7) No Rio de Janeiro, onde fazemos esse ato público, a anunciada entrada no PSB de Vladimir Palmeira, fundador do PT e um dos principais símbolos da esquerda carioca é, por outra via, expressão da ruptura no partido e uma confirmação de que a disputa dos rumos do PT é uma impossibilidade evidente. Mas os que não aceitam a política da direção petista, os que rejeitam a entrada em siglas de partidos burgueses, sejam ou não legendas de aluguel, e tampouco aceitam apenas engordar algum partido de esquerda que não reúne as condições para converter-se num pólo de unidade dos socialistas e lutadores brasileiros devem ter a responsabilidade de discutir uma alternativa. A esse desafio estamos lançados.

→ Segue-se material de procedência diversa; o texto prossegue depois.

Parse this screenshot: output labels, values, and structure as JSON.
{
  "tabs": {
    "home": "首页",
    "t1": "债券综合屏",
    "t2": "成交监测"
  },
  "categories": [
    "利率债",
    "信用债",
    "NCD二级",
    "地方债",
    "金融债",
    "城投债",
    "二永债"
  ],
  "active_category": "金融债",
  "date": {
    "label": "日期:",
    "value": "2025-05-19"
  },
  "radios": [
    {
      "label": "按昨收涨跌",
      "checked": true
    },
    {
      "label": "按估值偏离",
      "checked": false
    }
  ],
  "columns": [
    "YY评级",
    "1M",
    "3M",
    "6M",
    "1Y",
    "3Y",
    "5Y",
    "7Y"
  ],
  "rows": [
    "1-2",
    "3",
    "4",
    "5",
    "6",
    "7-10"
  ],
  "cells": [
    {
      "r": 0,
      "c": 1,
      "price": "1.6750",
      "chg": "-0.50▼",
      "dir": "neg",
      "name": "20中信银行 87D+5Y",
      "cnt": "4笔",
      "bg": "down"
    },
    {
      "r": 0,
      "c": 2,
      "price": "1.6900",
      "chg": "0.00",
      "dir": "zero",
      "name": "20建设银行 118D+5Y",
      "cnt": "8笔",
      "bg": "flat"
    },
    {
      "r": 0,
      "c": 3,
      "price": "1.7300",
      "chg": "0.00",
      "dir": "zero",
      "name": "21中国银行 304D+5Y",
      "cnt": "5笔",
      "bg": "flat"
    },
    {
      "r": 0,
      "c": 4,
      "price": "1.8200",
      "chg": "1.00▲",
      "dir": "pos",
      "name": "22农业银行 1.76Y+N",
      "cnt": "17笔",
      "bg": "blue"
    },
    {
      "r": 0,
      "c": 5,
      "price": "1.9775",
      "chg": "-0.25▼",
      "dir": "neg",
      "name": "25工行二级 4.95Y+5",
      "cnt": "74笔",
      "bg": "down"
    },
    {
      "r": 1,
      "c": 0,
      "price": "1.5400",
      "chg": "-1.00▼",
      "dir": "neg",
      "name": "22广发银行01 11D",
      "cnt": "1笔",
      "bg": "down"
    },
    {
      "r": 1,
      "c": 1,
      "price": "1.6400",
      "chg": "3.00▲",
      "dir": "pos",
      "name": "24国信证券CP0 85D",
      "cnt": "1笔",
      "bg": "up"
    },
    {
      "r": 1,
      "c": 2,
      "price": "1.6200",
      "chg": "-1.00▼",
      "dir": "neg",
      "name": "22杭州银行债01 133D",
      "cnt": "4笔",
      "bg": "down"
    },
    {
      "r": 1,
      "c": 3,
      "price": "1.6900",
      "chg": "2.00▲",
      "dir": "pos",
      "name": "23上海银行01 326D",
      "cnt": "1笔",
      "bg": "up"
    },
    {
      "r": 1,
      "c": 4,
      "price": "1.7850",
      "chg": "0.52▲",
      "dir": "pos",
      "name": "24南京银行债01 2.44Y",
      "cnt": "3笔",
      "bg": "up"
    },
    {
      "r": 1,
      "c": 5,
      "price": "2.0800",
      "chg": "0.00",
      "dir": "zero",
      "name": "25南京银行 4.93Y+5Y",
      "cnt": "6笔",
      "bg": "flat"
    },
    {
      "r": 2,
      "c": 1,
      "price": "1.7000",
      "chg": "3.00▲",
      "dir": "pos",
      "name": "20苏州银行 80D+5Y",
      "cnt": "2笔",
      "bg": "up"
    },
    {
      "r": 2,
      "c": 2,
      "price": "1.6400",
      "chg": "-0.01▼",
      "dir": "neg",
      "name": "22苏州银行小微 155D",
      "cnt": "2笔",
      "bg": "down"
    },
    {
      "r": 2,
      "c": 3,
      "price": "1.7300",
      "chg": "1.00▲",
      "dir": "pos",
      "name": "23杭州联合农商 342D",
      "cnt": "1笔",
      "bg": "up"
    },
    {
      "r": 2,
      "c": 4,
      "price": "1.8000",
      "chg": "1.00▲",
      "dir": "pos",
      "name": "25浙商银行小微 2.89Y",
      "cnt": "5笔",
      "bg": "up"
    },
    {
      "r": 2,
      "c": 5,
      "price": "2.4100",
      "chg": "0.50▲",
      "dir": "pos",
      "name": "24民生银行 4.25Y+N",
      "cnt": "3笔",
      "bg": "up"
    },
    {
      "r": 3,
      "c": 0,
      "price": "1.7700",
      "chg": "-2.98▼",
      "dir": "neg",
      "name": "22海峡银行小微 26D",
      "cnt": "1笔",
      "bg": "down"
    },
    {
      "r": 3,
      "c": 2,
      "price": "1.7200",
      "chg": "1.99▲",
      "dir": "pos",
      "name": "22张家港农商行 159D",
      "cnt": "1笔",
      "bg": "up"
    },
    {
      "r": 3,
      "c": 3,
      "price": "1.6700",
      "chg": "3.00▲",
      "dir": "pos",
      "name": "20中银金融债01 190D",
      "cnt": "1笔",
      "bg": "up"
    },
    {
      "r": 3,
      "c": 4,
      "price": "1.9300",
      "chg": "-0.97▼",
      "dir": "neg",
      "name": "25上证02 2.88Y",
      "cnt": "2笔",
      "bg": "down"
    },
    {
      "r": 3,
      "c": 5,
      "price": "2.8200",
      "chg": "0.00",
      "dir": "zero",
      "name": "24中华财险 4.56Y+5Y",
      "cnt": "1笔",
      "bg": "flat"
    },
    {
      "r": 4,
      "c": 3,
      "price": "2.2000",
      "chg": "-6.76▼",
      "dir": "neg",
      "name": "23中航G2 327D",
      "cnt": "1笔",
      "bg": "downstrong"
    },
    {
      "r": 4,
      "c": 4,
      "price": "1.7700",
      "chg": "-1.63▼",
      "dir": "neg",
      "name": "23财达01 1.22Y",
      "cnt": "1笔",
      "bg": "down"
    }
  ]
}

8) Nossa responsabilidade é organizar a resistência dos petistas e a construção de uma nova alternativa com esses milhares de lutadores que dizem não ao New PT. Em primeiro lugar discutiremos exaustivamente com os militantes petistas, com os dirigentes sindicais lutadores e os ativistas sociais qual a alternativa que necessitamos. Decidiremos junto com eles e com a Senadora Heloísa Helena quais os caminhos a seguir. Não é demais lembrar que a opinião de Heloísa é para nós de enorme importância. A apoiaremos e a acompanharemos se sua decisão for de disputar a prefeitura de Maceió e estaremos com ela exigindo a democracia no partido no tempo que nos for possível manter de pé essa exigência. Nesse sentido, nossa própria expulsão é nosso limite, como é o limite de milhares de petistas que assinaram conosco o Manifesto de Urgência contra a fome, a miséria e o desemprego. Assim, como temos afirmado inúmeras vezes, depois da expulsão não iremos baixar nossas bandeiras nem fazer nossas malas rumo a passividade política. Vamos manter e aprofundar nossos vínculos com esses milhares de lutadores sociais que não mudaram de lado. Vamos chamar a construção de uma nova ferramenta política, um novo partido anticapitalista, antiimperialista, democrático, de luta e de classe, que inclua a pluralidade da esquerda socialista, incorporando todos os setores que queiram participar tanto do PT quanto os companheiros do PSTU que já tem chamado a construção de um novo partido.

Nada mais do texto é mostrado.